Luego de 24 años de haber sido desplazada de su territorio, una mujer campesina regresó al municipio de Roncesvalles, en el Tolima, con la esperanza de recuperar el cuerpo de su hermano, desaparecido forzadamente en 1998. La Unidad de Búsqueda inició la intervención del terreno.
Texto y fotos: Juan David Moreno, periodista de la Unidad de Búsqueda de Personas dadas por Desaparecidas
Pasadas las 4:00 a.m., cuando el sol aún no nacía por entre las montañas del suroeste del Tolima, Ángela* se encomendó a Dios y salió a cumplir una cita que la fatalidad le había aplazado durante 24 años: la recuperación del cuerpo de Jorge*, su hermano desaparecido en el municipio de Roncesvalles, a 15 horas de viaje desde su casa.
En compañía de su esposo, Ángela tomó un primer bus con rumbo a Ibagué. “Vamos a ver si logramos encontrarlo”, dijo con voz entrecortada. Sentía ansiedad, pero la esperanza que había abrigado desde abril de 1998 de saber de él estaba incólume. El amor por su hermano -un campesino de 22 años, 1.70 metros de estatura, ojos color café y tez blanca- la llevó desde entonces a vivir al filo de la navaja, entre la guerra y la incertidumbre, sin que lograra tener un solo día de paz.

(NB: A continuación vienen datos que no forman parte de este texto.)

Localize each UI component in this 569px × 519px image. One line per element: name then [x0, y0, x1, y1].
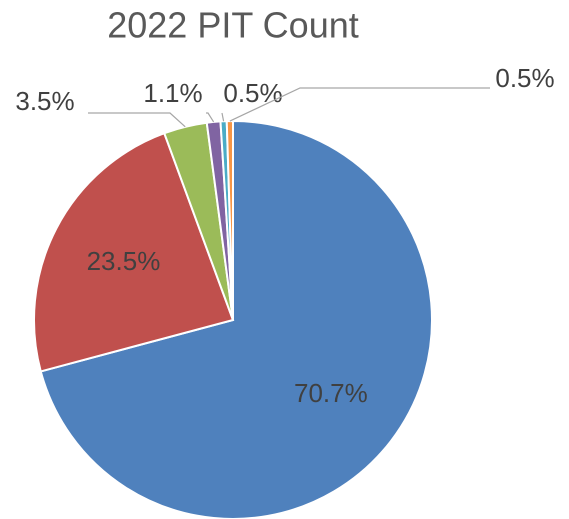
data-label: 1.1%	[143, 78, 202, 108]
leader-line	[88, 112, 186, 128]
leader-line	[229, 87, 490, 122]
chart-title: 2022 PIT Count	[107, 5, 359, 46]
data-label: 0.5%	[223, 78, 282, 108]
data-label: 23.5%	[87, 246, 161, 276]
pie-slice	[39, 119, 433, 519]
leader-line	[221, 112, 225, 122]
pie-slice	[33, 131, 235, 373]
data-label: 3.5%	[15, 86, 74, 116]
data-label: 70.7%	[294, 378, 368, 408]
leader-line	[206, 112, 215, 123]
data-label: 0.5%	[495, 63, 554, 93]
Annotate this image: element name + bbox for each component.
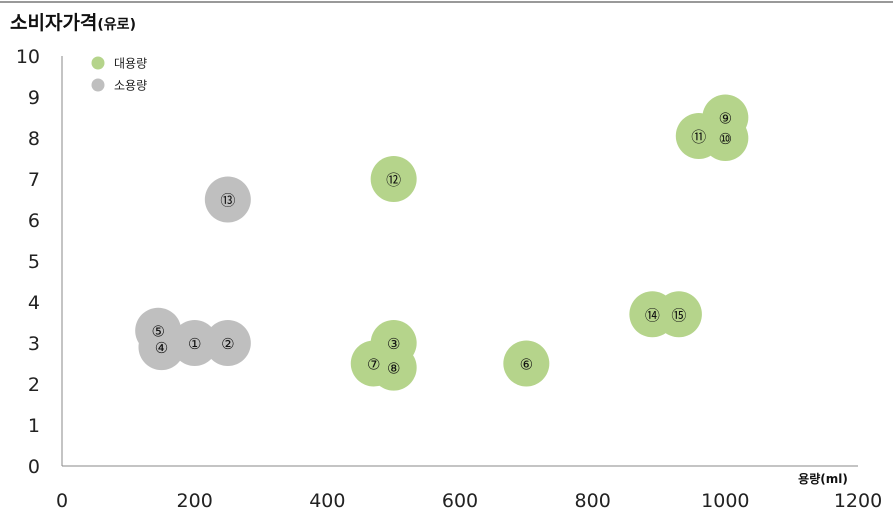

A través de la ventana, mientras fijaba la mirada en el camino que había sido obligada a recorrer como consecuencia de amenazas y desplazamientos, Ángela trajo a su memoria el momento en el que se enteró de que unos hombres armados, al parecer pertenecientes a la antigua guerrilla de las Farc-EP, se llevaron a Jorge. Desde ese día su vida sufrió un quiebre irreparable que solo ha sorteado por medio de su entrega a Dios.
En el viaje de regreso a Roncesvalles, atravesó las trochas embarradas que bordean la cordillera central y que alcanzan a tocar la furia del río Cucuana. Entre barrancos y ascensos súbitos se aferró a la idea de que esta vez sí podría ir a la montaña en la que, según le contaron, fue enterrado el cuerpo de su hermano luego de horas de sufrimiento. Allí, según también le contaron, Jorge fue torturado y obligado a cavar su propia tumba en un lugar de vegetación espesa en donde sobresalen cedros y robles gigantes.
Sus recuerdos se hicieron aún más vivos cuando pasó frente a El Topacio, una vereda de Roncesvalles cuya neblina sempiterna cubre como un velo a un puñado de casas coloridas. De manera inevitable observó la cancha de microfútbol y baloncesto, uno de los últimos lugares en donde vieron a su hermano con vida.
Como si se tratara de una señal de reclamo a los violentos, en los tableros de la cancha reza una frase en mayúsculas: “Roncesvalles, territorio de paz 2001-2003”. Paradójicamente en ese periodo fue registrado el mayor pico de desapariciones, al menos 224 casos en la región, según el universo de personas dadas por desaparecidas incluidas en el Plan Cordillera Central de la Unidad de Búsqueda. De hecho, sólo en Roncesvalles hay registros de 41 personas desaparecidas durante el conflicto armado.
En esa misma cancha, que hoy es un planchón de cemento sobre el cual corretea un puñado de niños, el hermano de Ángela terminó un partido de microfútbol en 1998. Lo vieron conversar con amigos y allegados y poco después tomó una flota rumbo a su casa. En ese mismo vehículo, coincidencialmente, él se encontró con algunas de sus primas.
Ellas le contaron horas después a Ángela que, en un sector conocido como El Topacio-parte alta, unos hombres armados interceptaron el bus, se subieron y tomaron por la fuerza a su hermano. No hubo ruegos ni llanto que valieran. Se lo llevaron a empujones.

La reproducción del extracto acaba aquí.